The Night Is Dark, And Full Of Terrors (My Personal Murderer, Cauchemar review)

The Game of Thrones TV show and the book series which it is based off of, A Song of Fire and Ice, features a rather complex fantasy world with various belief systems and a cast of interesting and rich characters to fill these roles.

One of these belief systems in the world is the religion of the Lord of Light, a belief system which espouses that there are two gods, one a good god of love and light, and the other a god of darkness and evil.

This week’s Melodic Monday entry is about a band which asks questions of dark and light and hopes to share some thoughts on the duality of those themes.

But obviously life is not so simple as to be divided in this way.

Or is it?




My Personal Murderer – Cauchemar
released February 4, 2016
******** 8/10


My Personal Murderer are a Ukrainian rock group which have been been active since 2008. Influenced by director David Lynch, the 1990s, and the socio-political environment they live in, My Personal Murderer have created three studio-length albums in the past six years.

I was very happy to hear from the band’s frontman and get an opportunity to review this album, because it’s themes are interesting and the sound distinct. I admit I had little idea what I was getting myself into, but I’m glad I said yes to Yevgen Chebotarenko. Did you know that the word Cauchemar is of French origin and means “to have a nightmare”? My Personal Murderer are a rock group with a few self-proclaimed influences, ranging from alternative, to atmospheric, depressive rock, post-punk, shoegazing, and I would also add emo into that mix.

Yevgen has an incredible control over the music and lyrics of MPM, as he is the lead vocalist, guitar player, and heart of the band, and he told me that Cauchemar the album has been a labour of love from the start.
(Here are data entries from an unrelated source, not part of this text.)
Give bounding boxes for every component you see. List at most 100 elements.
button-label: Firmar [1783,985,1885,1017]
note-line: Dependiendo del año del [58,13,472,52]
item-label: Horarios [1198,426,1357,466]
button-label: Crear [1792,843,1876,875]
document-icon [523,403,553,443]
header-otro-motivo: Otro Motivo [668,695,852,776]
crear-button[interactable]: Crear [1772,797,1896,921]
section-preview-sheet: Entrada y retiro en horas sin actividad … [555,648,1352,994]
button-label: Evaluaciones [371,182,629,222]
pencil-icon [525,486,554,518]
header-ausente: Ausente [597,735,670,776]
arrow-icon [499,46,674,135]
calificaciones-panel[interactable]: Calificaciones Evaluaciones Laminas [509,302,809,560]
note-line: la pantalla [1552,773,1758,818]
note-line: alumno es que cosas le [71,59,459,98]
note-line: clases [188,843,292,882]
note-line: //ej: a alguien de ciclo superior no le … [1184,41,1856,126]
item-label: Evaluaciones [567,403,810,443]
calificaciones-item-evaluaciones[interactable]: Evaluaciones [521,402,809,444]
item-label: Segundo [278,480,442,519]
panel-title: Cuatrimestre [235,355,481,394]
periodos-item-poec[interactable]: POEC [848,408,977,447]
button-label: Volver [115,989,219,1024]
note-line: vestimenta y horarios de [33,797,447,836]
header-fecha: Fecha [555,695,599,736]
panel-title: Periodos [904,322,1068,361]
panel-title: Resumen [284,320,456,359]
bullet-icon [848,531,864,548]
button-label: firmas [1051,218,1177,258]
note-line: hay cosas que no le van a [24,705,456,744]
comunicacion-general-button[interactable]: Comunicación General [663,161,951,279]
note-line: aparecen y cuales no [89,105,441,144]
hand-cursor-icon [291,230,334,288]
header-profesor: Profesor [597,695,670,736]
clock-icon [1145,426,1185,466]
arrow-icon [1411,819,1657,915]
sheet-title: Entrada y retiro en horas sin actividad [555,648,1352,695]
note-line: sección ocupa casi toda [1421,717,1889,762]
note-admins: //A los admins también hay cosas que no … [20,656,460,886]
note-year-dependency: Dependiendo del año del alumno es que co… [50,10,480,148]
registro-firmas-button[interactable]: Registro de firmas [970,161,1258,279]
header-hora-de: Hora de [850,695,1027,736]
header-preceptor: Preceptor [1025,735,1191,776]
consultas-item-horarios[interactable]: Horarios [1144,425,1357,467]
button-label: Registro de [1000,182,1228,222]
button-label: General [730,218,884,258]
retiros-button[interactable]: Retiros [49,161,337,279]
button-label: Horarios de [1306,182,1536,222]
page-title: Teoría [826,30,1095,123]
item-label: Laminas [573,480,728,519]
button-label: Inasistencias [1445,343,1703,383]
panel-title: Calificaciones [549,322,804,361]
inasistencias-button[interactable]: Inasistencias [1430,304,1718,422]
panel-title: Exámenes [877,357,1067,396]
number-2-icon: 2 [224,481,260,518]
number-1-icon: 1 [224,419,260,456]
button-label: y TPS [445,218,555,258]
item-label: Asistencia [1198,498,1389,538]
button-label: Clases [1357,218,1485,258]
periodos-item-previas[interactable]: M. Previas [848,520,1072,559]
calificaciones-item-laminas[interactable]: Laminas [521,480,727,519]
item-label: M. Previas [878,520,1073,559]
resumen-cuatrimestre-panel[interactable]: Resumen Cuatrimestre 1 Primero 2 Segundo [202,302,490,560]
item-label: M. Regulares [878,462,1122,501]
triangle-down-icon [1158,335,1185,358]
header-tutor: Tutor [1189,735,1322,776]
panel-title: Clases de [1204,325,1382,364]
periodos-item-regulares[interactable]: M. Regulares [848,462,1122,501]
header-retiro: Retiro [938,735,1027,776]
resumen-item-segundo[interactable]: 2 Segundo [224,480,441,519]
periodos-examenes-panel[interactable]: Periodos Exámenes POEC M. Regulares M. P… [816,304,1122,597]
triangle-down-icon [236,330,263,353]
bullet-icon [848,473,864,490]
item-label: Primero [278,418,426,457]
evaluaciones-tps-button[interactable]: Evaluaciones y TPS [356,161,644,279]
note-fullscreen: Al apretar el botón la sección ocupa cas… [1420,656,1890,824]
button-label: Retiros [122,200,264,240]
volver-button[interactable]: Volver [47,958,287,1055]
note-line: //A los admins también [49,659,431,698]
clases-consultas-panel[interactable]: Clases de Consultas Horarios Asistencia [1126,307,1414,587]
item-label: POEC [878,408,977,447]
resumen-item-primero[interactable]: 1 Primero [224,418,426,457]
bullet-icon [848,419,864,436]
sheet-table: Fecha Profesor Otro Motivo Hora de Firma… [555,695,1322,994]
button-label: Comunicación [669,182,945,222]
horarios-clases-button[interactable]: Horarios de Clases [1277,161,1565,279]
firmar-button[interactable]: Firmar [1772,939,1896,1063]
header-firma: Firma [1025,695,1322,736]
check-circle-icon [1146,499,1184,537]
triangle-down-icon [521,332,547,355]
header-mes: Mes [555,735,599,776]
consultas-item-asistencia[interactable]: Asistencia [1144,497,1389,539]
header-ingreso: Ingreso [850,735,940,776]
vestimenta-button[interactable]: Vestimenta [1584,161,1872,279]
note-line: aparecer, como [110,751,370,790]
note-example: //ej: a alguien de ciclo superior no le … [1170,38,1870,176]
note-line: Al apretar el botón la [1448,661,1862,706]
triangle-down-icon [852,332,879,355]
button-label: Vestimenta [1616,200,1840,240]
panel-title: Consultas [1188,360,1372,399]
The band has seen some lineup changes from the time that the first single of the record, Constant Waiting, was put together last year, but the trio worked out the kinks and got the album out.

Yuriy Kononov plays drums currently, but Maxim Kovalchuk, who played bass, left the group midway in 2015 and was replaced by former bassist Nikita Perfiliev.

Cauchemar represents that collaboration between these three artists and a new direction for the band. The album evokes feelings of intimacy throughout, shifting from obsessions of lust, pain, spirit and struggle to grind out the themes focused in each track. The title track features a talking sequence and is one of my personal favourites on the record. With lines like “why is there nothing, if there is nothing, where did I come from?” asking questions, the tone is set up quite well. You can hear the talking sequence shift to feature background voices and eventually give way to percussion and wind instruments.

The Worm Prince traces out the actions of a body in contortion, fighting itself and attempting to excise the unwanted portions (people and emotions) and challenges with a hollowed out self, while Constant Waiting is less obvious. The melancholy is there but the lyrics on this one are curious, I can’t tell if it’s an admission of lustful guilt or a suicide note, but the pain and suffering in the story is very deliberate.

Dear Pigeon is up next and has a similar pacing, but the tone is one of both anger and empowerment, the author is aware that he suffers, but he wants the audience and players in his life to admit their limited participation and lack of commitment to his misery.

I think my other two favourites are Crawling Son and Soup For the Creature. Crawling Son has a spiritual feel and evokes a story of fallen angels, while the later includes a narrative of the end of a love story, a lover spurned, a lover lost.

Finally, comes the song Streets. This is the longest song on the record, at 9 minutes and 32 seconds. The build up for this one is pretty intense and delayed, the first three minutes are instrumentals; it then dips back and forth into instrumentals after the 5 minute mark. Another story to be told here about identity, maturation, and the struggle of isolation by defying conformity.




It’s important to recognize that while the members of this band are collaborating together, My Personal Murderer is a band not yet fully realized. I am willing to bet that Yevgen and the rest of the group will come into their own as they perform these songs and hone the focus of these tracks. Shoegazing is a genre of music which isn’t for everyone, but if you are interested in introspection and want to hear some solid music, give this album a try. It can be found on and is worth the price of admission.

After all, the night is dark and full of terrors, and it can be scary to go it alone.

And that’s it for today, dear readers. I’ll see you tomorrow with another introspective genius review, or should I say review on an introspective genuis?